A similar mixture of international and domestic cargo is also being handled at the new Port Everglades ICTF, but mixing the two at port intermodal terminals is not common.
The intermodal rail facility is part of what the authority says is a “three-prong intermodal development” that also includes a 45-foot draft container terminal and logistics park.
The $20.1 million contract with Milord calls for the construction of
two operating tracks, a run-around track, and a car-repair siding
track, each at least 3,000 feet in length. Phase 1 components also include rubber-tire gantry runways and chassis storage areas, multi-lane gates, power distribution and lighting, an access road, and related surface improvements. The intermodal rail facility will be equipped with optical character recognition portals at rail and truck entrances to increase throughput efficiency.
Lyons said the ICTF “is essential to alleviating time and cost pressures for our shippers, while expanding our market reach.”
He noted that Mobile currently has a ramp operated by CSX, but used to
have ramps operated by four railroads, dating back to the days when
trailers on flat cars were the primary way of handling intermodal cargo.
CSX and Canadian National will have direct access to the ramp, but the three other ports serving the port — Norfolk Southern, BNSF and Kansas City Southern — will all have access to the facility via the port’s shortline railroad.
The Phase I construction compliments the Port Authority’s new $10 million rail bridge that connects the Garrows Bend ICTF with the railroads. The port received a $12 million TIGER grant to help fund the project.
Lyons said the port has seen strong growth in cargo volumes this year, and it expects a good 2015 as well.
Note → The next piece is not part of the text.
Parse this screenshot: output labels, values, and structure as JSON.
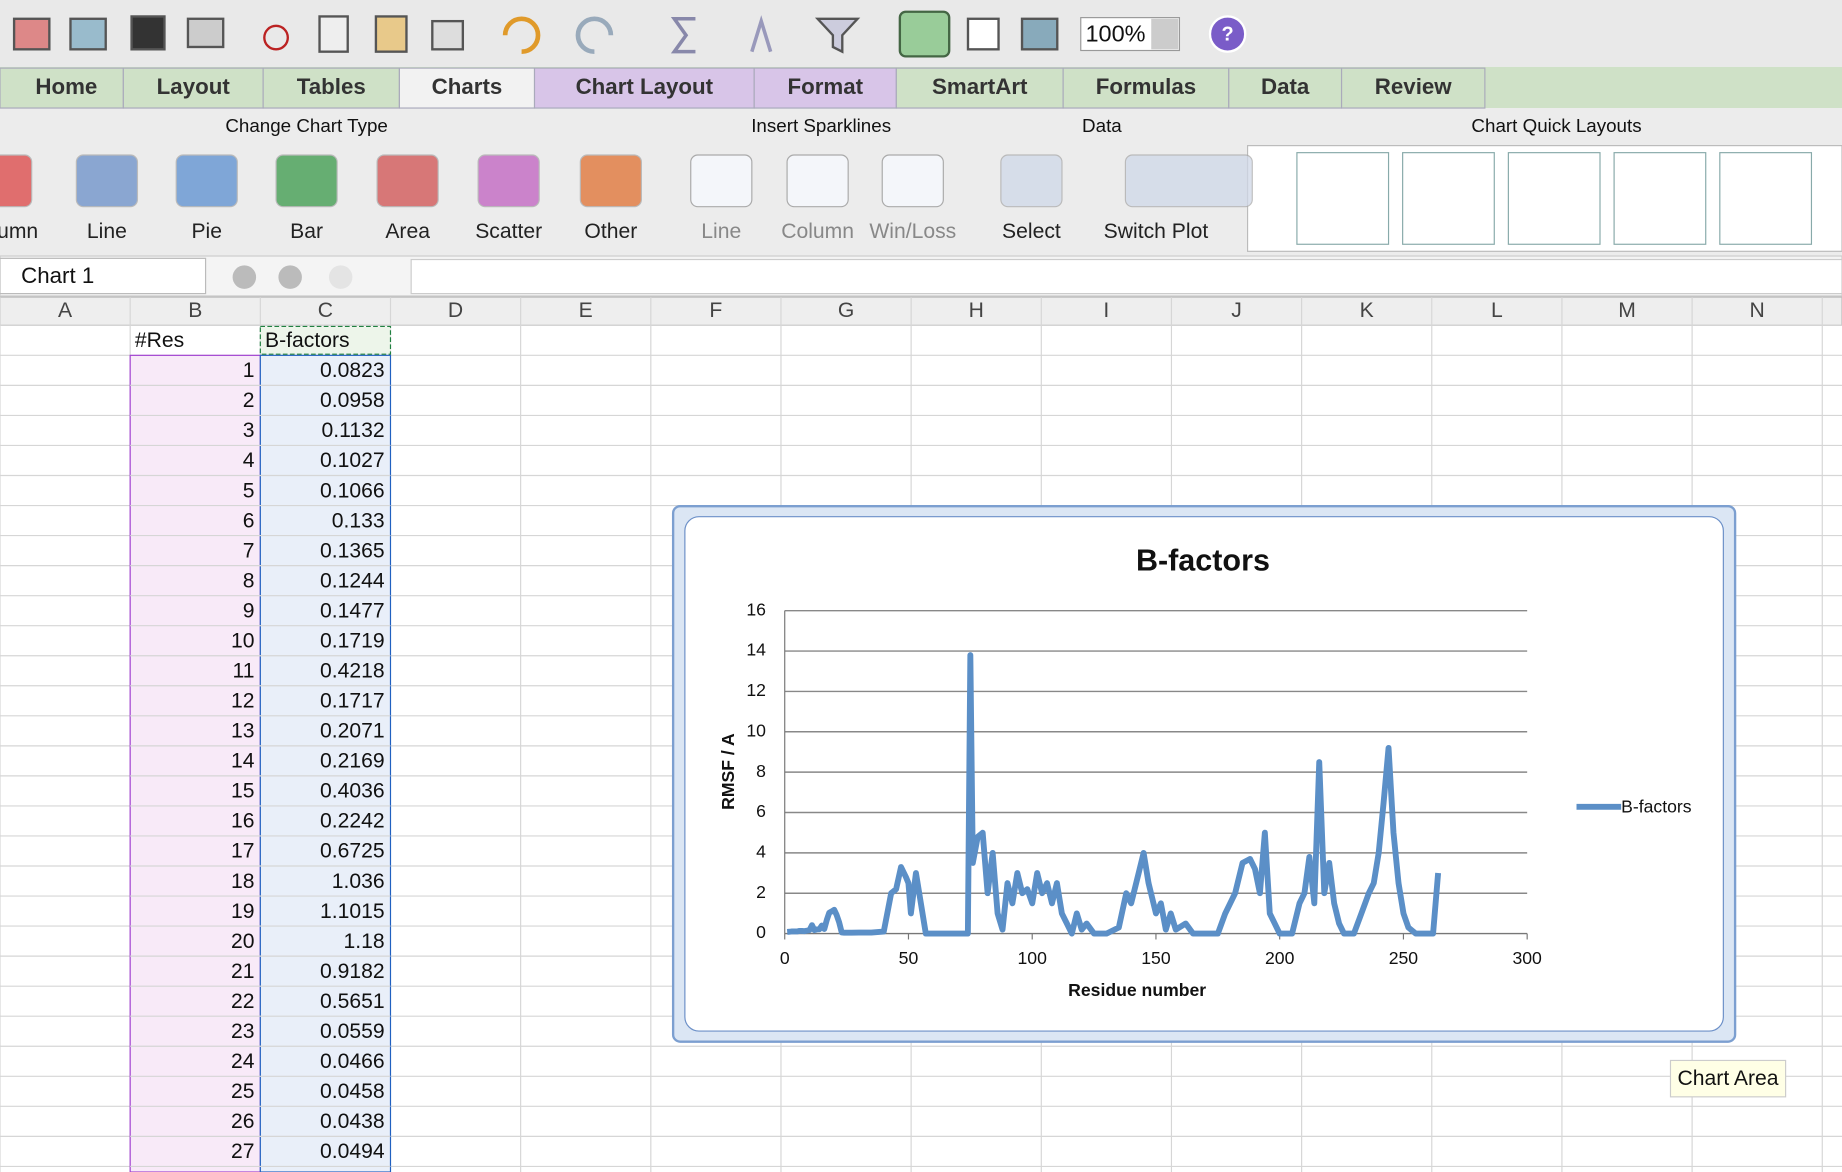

Mobile is served by a CMA CGM string from the Far East that transits the Panama Canal and strings from North Europe operated by both MSC and Maersk. How those services will be affected by the new Ocean Three and 2M Alliances is not entirely clear at this point, he said.
He said he would not be surprised, for example, if CMA CGM eventually chose to use a larger ship than the 5,000-TEU vessel currently employed in the PEX3 loop from the Far East to U.S. Gulf and South Atlantic. And he said it was possible that Maersk and MSC could combine loops to North Europe and use a larger ship.
In the fiscal year that ended Sept. 30, Mobile handled 233,756 TEUs, 10-percent more than the previous fiscal year. The port has posted double-digit growth for the past few years.